Adapun tersangka kelima, berinisial PB, merupakan mantan Direktur Jenderal Perkeretaapian Kementerian Perhubungan RI yang menjabat pada periode Mei 2016 hingga Juli 2017.
Para tersangka ini diduga terlibat dalam praktik korupsi, penyalahgunaan wewenang, dan penggelapan dana yang dialokasikan untuk pembangunan LRT Sumsel, sebuah proyek ambisius yang bertujuan untuk meningkatkan infrastruktur transportasi di Sumatera Selatan.
"Penetapan tersangka ini dilakukan setelah kami menemukan bukti-bukti yang cukup terkait penyimpangan dalam proyek tersebut. Para tersangka terlibat dalam perencanaan dan pengelolaan anggaran yang tidak sesuai dengan ketentuan yang berlaku," ujar Kepala Kejaksaan Negeri Palembang, Hutamrin.
Kejaksaan Negeri Palembang, dalam hal ini, akan bertindak sebagai jaksa penuntut umum (JPU) dalam kasus ini. Hutamrin menegaskan bahwa Kejari Palembang akan terus berkoordinasi dengan Kejati Sumsel untuk memastikan kelancaran proses hukum, termasuk dalam persidangan yang melibatkan para tersangka.

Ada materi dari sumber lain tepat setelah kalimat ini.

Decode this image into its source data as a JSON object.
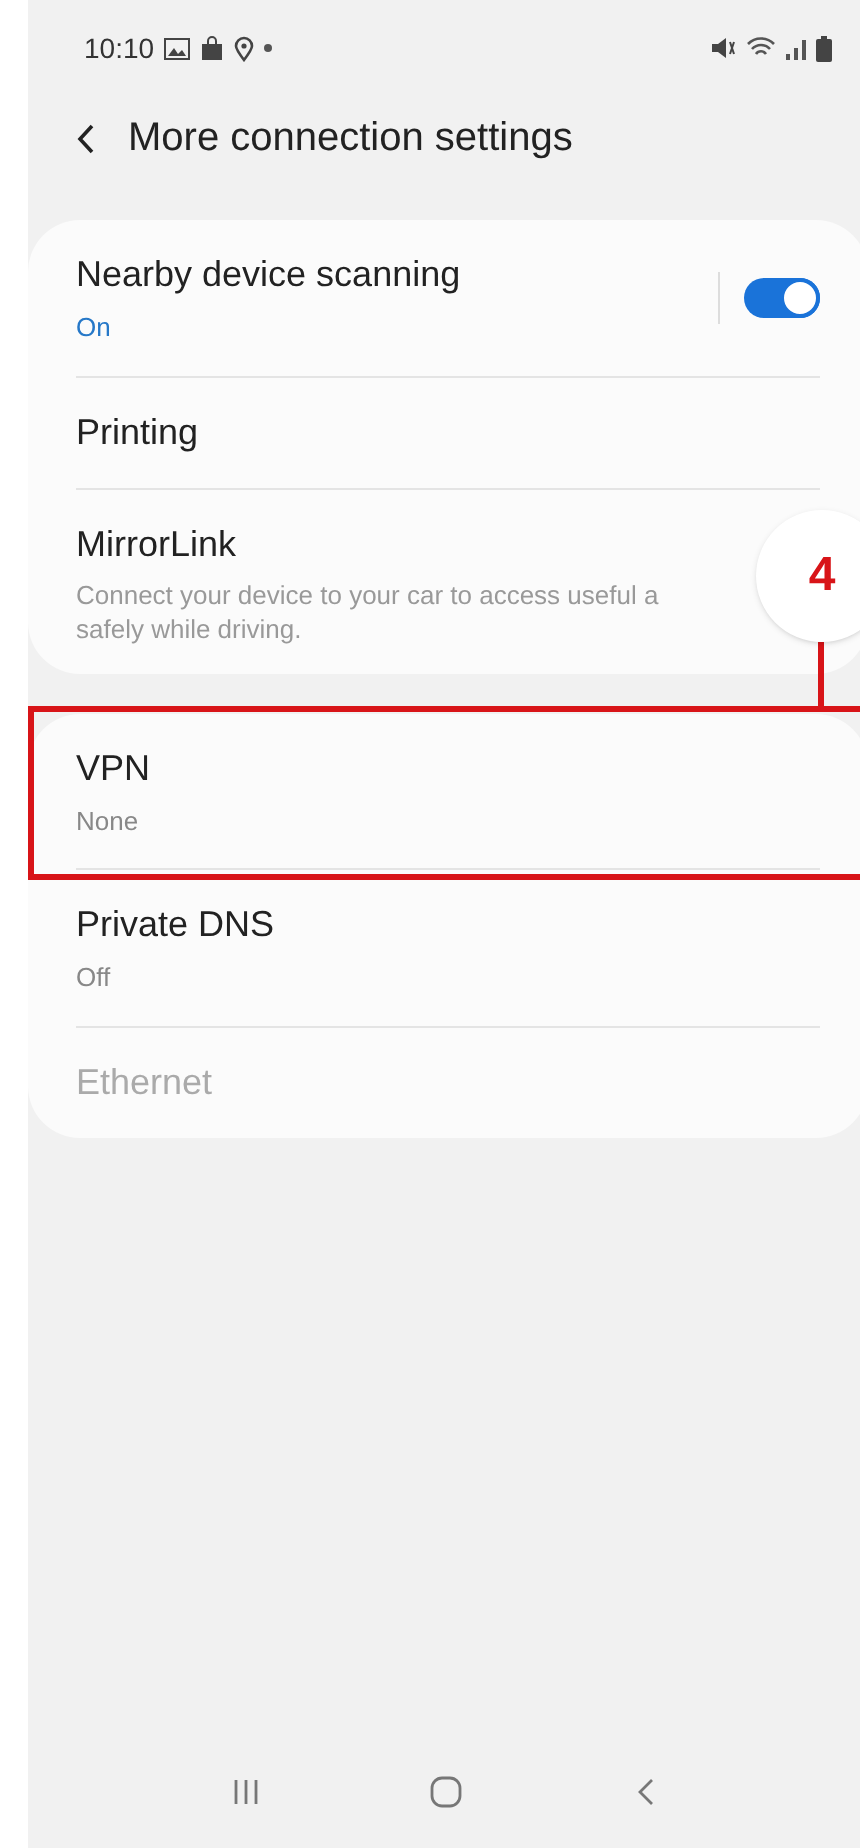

“Kami akan terus berkoordinasi dengan Kejati Sumsel untuk memastikan bahwa kasus ini ditangani dengan baik. Jaksa penuntut umum dari Kejari Palembang akan menangani kasus ini hingga proses persidangan," jelas Hutamrin.
Dengan adanya koordinasi yang intensif antara Kejati dan Kejari Palembang, diharapkan penyelesaian kasus ini dapat dilakukan secara transparan dan sesuai dengan prosedur hukum yang berlaku.
Proyek LRT Sumsel dimulai pada tahun 2016 dengan tujuan untuk membangun infrastruktur transportasi yang dapat meningkatkan mobilitas masyarakat dan mengurangi kemacetan di Kota Palembang serta sekitarnya.
Namun, dalam pelaksanaannya, proyek yang dibiayai oleh dana APBN dan APBD ini menghadapi berbagai kendala, termasuk dugaan penyimpangan dalam pengelolaan anggaran dan proyek.